This tool is generally acceptable for most cases and is especially well suited for smaller installations due to its simplicity and ease of use.

For larger installations, the lower speed of MySQLDump can be a limitation, since it has to convert the database contents to and from SQL rather than dealing with the database files directly. Additionally, since backups are performed within a transaction, the backup will be valid up to the time the backup began rather than to its completion, which can make ensuring that the latest data are fully backed up more difficult as the time it takes to run a backup grows.

Percona XTraBackup

The Percona xtrabackup tool provides near-realtime backup capability of a MySQL installation, with extended support for replicated databases, and is a good tool for backing up larger databases.

However, this tool requires local disk access as well as reasonably fast backup media, since it builds an ongoing transaction log in real time to ensure that backups are valid up to the point of their completion. This strategy fails if it cannot keep up with the write speed of the database. Further, the backups it generates are in binary format and include incomplete database transactions, which require careful attention to detail when restoring.

As such, this solution is recommended only for advanced use cases or larger databases where limitations of the other solutions may apply.

Locking and DDL issues

One important thing to note is that at the time of writing, MySQL’s transactional system is not data definition language aware, meaning that changes to table structures occurring during some backup schemes can result in corrupted backup copies. If schema changes will be occurring during your backup window, it is a good idea to ensure that appropriate locking mechanisms are used to prevent these changes during critical steps of the backup process.
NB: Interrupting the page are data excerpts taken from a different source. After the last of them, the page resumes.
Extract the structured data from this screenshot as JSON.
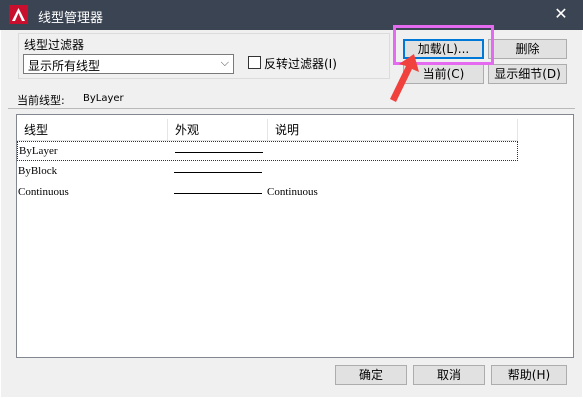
{
  "window": {
    "title": "线型管理器"
  },
  "filter": {
    "label": "线型过滤器",
    "selected": "显示所有线型",
    "invert_label": "反转过滤器(I)",
    "invert_checked": false
  },
  "buttons": {
    "load": "加载(L)...",
    "delete": "删除",
    "current": "当前(C)",
    "show_details": "显示细节(D)",
    "ok": "确定",
    "cancel": "取消",
    "help": "帮助(H)"
  },
  "current_linetype": {
    "label": "当前线型:",
    "value": "ByLayer"
  },
  "table": {
    "headers": [
      "线型",
      "外观",
      "说明"
    ],
    "rows": [
      {
        "name": "ByLayer",
        "description": ""
      },
      {
        "name": "ByBlock",
        "description": ""
      },
      {
        "name": "Continuous",
        "description": "Continuous"
      }
    ]
  },
  "colors": {
    "titlebar": "#3b4453",
    "highlight_box": "#e46af0",
    "annotation_arrow": "#f0413c",
    "default_button_border": "#0078d7"
  }
}
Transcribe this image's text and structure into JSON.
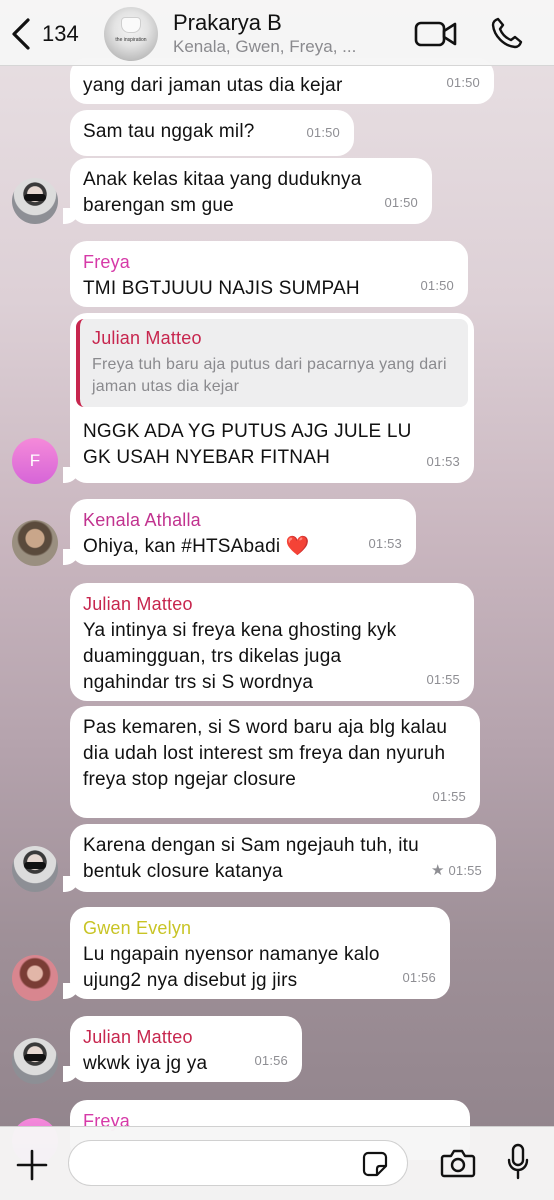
{
  "header": {
    "back_count": "134",
    "group_name": "Prakarya B",
    "members": "Kenala, Gwen, Freya, ...",
    "avatar_text": "the inspiration"
  },
  "messages": [
    {
      "text": "yang dari jaman utas dia kejar",
      "time": "01:50"
    },
    {
      "text": "Sam tau nggak mil?",
      "time": "01:50"
    },
    {
      "text": "Anak kelas kitaa yang duduknya barengan sm gue",
      "time": "01:50"
    },
    {
      "sender": "Freya",
      "text": "TMI BGTJUUU NAJIS SUMPAH",
      "time": "01:50",
      "sender_color": "#d63aa8"
    },
    {
      "reply_name": "Julian Matteo",
      "reply_text": "Freya tuh baru aja putus dari pacarnya yang dari jaman utas dia kejar",
      "text": "NGGK ADA YG PUTUS AJG JULE LU GK USAH NYEBAR FITNAH",
      "time": "01:53",
      "avatar_initial": "F"
    },
    {
      "sender": "Kenala Athalla",
      "text": "Ohiya, kan #HTSAbadi ❤️",
      "time": "01:53",
      "sender_color": "#c1338f"
    },
    {
      "sender": "Julian Matteo",
      "text": "Ya intinya si freya kena ghosting kyk duamingguan, trs dikelas juga ngahindar trs si S wordnya",
      "time": "01:55",
      "sender_color": "#c7264e"
    },
    {
      "text": "Pas kemaren, si S word baru aja blg kalau dia udah lost interest sm freya dan nyuruh freya stop ngejar closure",
      "time": "01:55"
    },
    {
      "text": "Karena dengan si Sam ngejauh tuh, itu bentuk closure katanya",
      "time": "01:55",
      "starred": "★"
    },
    {
      "sender": "Gwen Evelyn",
      "text": "Lu ngapain nyensor namanye kalo ujung2 nya disebut jg jirs",
      "time": "01:56",
      "sender_color": "#c8c425"
    },
    {
      "sender": "Julian Matteo",
      "text": "wkwk iya jg ya",
      "time": "01:56",
      "sender_color": "#c7264e"
    },
    {
      "sender": "Freya",
      "sender_color": "#d63aa8"
    }
  ],
  "input": {
    "placeholder": "",
    "value": ""
  },
  "icons": {
    "back": "chevron-left-icon",
    "video": "video-camera-icon",
    "call": "phone-icon",
    "plus": "plus-icon",
    "sticker": "sticker-icon",
    "camera": "camera-icon",
    "mic": "microphone-icon"
  }
}
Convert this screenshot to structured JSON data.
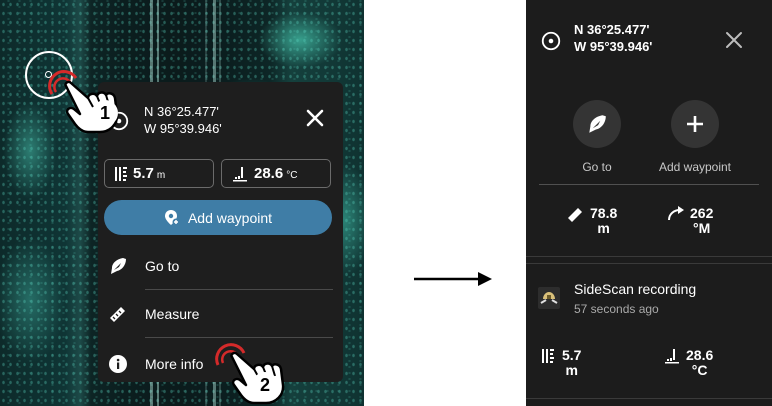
{
  "left_screen": {
    "popup": {
      "lat": "N 36°25.477'",
      "lon": "W 95°39.946'",
      "depth": {
        "value": "5.7",
        "unit": "m"
      },
      "temperature": {
        "value": "28.6",
        "unit": "°C"
      },
      "add_waypoint_label": "Add waypoint",
      "menu_items": [
        {
          "label": "Go to",
          "icon": "navigate-icon"
        },
        {
          "label": "Measure",
          "icon": "ruler-icon"
        },
        {
          "label": "More info",
          "icon": "info-icon"
        }
      ]
    },
    "step_badges": [
      "1",
      "2"
    ]
  },
  "right_screen": {
    "lat": "N 36°25.477'",
    "lon": "W 95°39.946'",
    "actions": [
      {
        "label": "Go to",
        "icon": "navigate-icon"
      },
      {
        "label": "Add waypoint",
        "icon": "plus-icon"
      }
    ],
    "distance": {
      "value": "78.8",
      "unit": "m"
    },
    "bearing": {
      "value": "262",
      "unit": "°M"
    },
    "recording": {
      "title": "SideScan recording",
      "time": "57 seconds ago"
    },
    "depth": {
      "value": "5.7",
      "unit": "m"
    },
    "temperature": {
      "value": "28.6",
      "unit": "°C"
    }
  },
  "colors": {
    "popup_bg": "#1e1e1e",
    "panel_bg": "#1c1c1c",
    "button_blue": "#3f7da6",
    "sonar_teal": "#46c8af",
    "tap_red": "#d42a2a"
  }
}
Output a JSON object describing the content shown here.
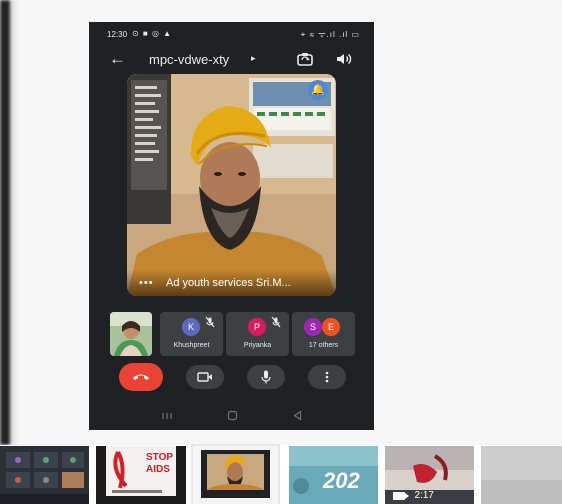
{
  "status_bar": {
    "time": "12:30",
    "left_icons": "⊙ ■ ◎ ▲",
    "right_icons": "⌖ ≋ ᯤ.ıl .ıl ▭"
  },
  "call_header": {
    "meeting_code": "mpc-vdwe-xty",
    "caret": "▸"
  },
  "main_video": {
    "speaker_label": "Ad youth services Sri.M...",
    "dots": "•••"
  },
  "participants": [
    {
      "initial": "K",
      "name": "Khushpreet",
      "color": "#5c6bc0"
    },
    {
      "initial": "P",
      "name": "Priyanka",
      "color": "#d81b60"
    },
    {
      "initials": [
        "S",
        "E"
      ],
      "name": "17 others",
      "colors": [
        "#9c27b0",
        "#f4511e"
      ]
    }
  ],
  "thumbnails": {
    "video_duration": "2:17",
    "stop_aids_line1": "STOP",
    "stop_aids_line2": "AIDS",
    "year_text": "202"
  },
  "colors": {
    "end_call": "#ea4335",
    "bell_bg": "#4f86d9",
    "call_bg": "#202124",
    "tile_bg": "#3c4043"
  }
}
However, on busy installations which cannot be stopped, the use of locks in many backup utilities may cause issues if your programs expect to write data to the database during the backup window.
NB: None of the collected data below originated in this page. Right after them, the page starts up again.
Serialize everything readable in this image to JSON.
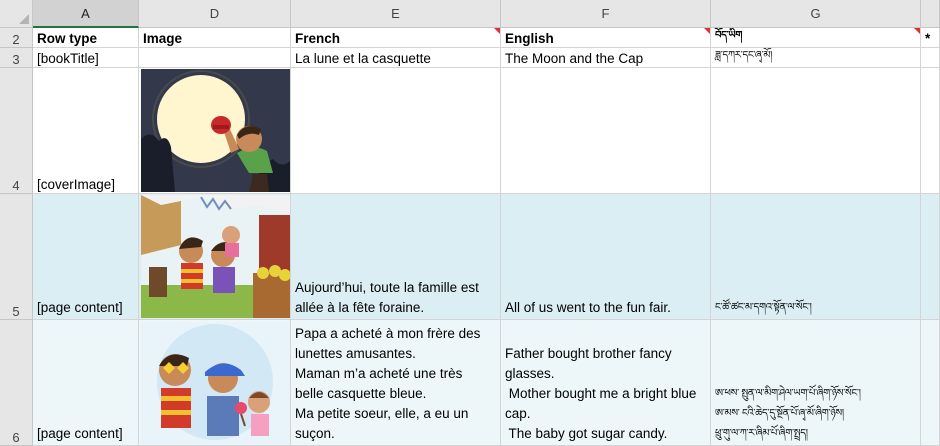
{
  "columns": [
    {
      "letter": "A",
      "selected": true
    },
    {
      "letter": "D"
    },
    {
      "letter": "E"
    },
    {
      "letter": "F"
    },
    {
      "letter": "G"
    },
    {
      "letter": ""
    }
  ],
  "rows": {
    "r2": {
      "num": "2",
      "a": "Row type",
      "d": "Image",
      "e": "French",
      "f": "English",
      "g": "བོད་ཡིག",
      "h": "*"
    },
    "r3": {
      "num": "3",
      "a": "[bookTitle]",
      "e": "La lune et la casquette",
      "f": "The Moon and the Cap",
      "g": "ཟླ་དཀར་དང་ཞྭ་མོ།"
    },
    "r4": {
      "num": "4",
      "a": "[coverImage]"
    },
    "r5": {
      "num": "5",
      "a": "[page content]",
      "e_lines": [
        "Aujourd’hui, toute la famille est",
        "allée à la fête foraine."
      ],
      "f": "All of us went to the fun fair.",
      "g": "ང་ཚོ་ཚང་མ་དགའ་སྟོན་ལ་སོང་།"
    },
    "r6": {
      "num": "6",
      "a": "[page content]",
      "e_lines": [
        "Papa a acheté à mon frère des",
        "lunettes amusantes.",
        "Maman m’a acheté une très",
        "belle casquette bleue.",
        "Ma petite soeur, elle, a eu un",
        "suçon."
      ],
      "f_lines": [
        "Father bought brother fancy",
        "glasses.",
        " Mother bought me a bright blue",
        "cap.",
        " The baby got sugar candy."
      ],
      "g_lines": [
        "ཨ་ཕས་ སྤུན་ལ་མིག་ཤེལ་ཡག་པོ་ཞིག་ཉོས་སོང་།",
        "ཨ་མས་ ངའི་ཆེད་དུ་སྔོན་པོ་ཞྭ་མོ་ཞིག་ཉོས།",
        "ཕྲུ་གུ་ལ་ཀ་ར་ཞིམ་པོ་ཞིག་སྤྲད།"
      ]
    }
  },
  "colors": {
    "accent": "#217346",
    "note": "#e03030",
    "teal": "#dbeef3"
  }
}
In such cases it might make sense to review the given backup tools for locking related options or to use other mechanisms such as replicas or alternate backup tools to prevent interaction of the database.

Replication and snapshots for backup

Larger databases consisting of many Terabytes of data may take many hours or even days to backup and restore, and so downtime resulting from system failure can create major impacts to ongoing work.
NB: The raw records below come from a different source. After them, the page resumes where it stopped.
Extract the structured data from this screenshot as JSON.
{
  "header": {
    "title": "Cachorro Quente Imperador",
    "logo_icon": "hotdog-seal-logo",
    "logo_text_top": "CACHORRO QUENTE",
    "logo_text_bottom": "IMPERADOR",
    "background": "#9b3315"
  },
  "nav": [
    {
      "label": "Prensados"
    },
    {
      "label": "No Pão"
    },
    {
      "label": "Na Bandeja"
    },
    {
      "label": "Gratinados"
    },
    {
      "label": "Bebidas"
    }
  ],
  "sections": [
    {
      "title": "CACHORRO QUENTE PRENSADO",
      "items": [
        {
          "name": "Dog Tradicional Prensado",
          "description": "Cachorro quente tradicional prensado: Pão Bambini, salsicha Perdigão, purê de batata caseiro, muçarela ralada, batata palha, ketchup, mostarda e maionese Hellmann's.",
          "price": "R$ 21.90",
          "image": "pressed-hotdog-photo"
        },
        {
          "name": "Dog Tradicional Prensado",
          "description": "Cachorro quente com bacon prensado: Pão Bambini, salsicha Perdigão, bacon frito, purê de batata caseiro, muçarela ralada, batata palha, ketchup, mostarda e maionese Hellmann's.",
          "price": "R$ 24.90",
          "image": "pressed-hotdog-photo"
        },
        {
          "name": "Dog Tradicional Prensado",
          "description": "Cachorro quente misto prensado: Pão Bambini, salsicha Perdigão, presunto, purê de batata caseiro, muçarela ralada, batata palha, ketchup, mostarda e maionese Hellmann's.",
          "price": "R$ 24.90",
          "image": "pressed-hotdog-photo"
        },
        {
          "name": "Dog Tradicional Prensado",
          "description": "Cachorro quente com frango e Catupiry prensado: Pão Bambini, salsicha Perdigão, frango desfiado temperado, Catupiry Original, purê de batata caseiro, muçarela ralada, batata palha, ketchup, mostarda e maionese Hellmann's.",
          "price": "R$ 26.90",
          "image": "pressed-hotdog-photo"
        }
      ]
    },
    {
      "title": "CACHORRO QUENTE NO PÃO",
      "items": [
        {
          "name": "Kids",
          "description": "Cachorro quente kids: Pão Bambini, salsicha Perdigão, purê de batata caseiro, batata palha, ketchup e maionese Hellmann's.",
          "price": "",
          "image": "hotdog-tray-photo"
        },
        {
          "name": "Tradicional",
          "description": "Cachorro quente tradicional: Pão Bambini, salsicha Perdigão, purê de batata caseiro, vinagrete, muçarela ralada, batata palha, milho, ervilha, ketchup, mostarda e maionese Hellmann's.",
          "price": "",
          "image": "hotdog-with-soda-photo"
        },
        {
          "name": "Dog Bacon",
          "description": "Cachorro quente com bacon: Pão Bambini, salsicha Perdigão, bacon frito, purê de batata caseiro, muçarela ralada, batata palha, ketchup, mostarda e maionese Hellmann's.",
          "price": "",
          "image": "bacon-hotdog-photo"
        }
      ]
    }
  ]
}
While not backup tools per-se, use of MySQL master-slave replication and disk snapshots can be useful to assist in reducing the downtime resulting from a full database outage.

Replicas can be configured so that one copy of the data is immediately online in the event of server crash. When a server fails in this case, users and programs simply restart and point to the new server before resuming work.

Replicas can also reduce the system load generated by regular backup procedures, since they can be backed up instead of the main server. Additionally they can allow more flexibility in a given backup scheme, such as allowing for disk snapshots on a busy system that would not otherwise be able to be stopped. A replica copy can be stopped temporarily and then resumed while a disk snapshot or other backup operation occurs.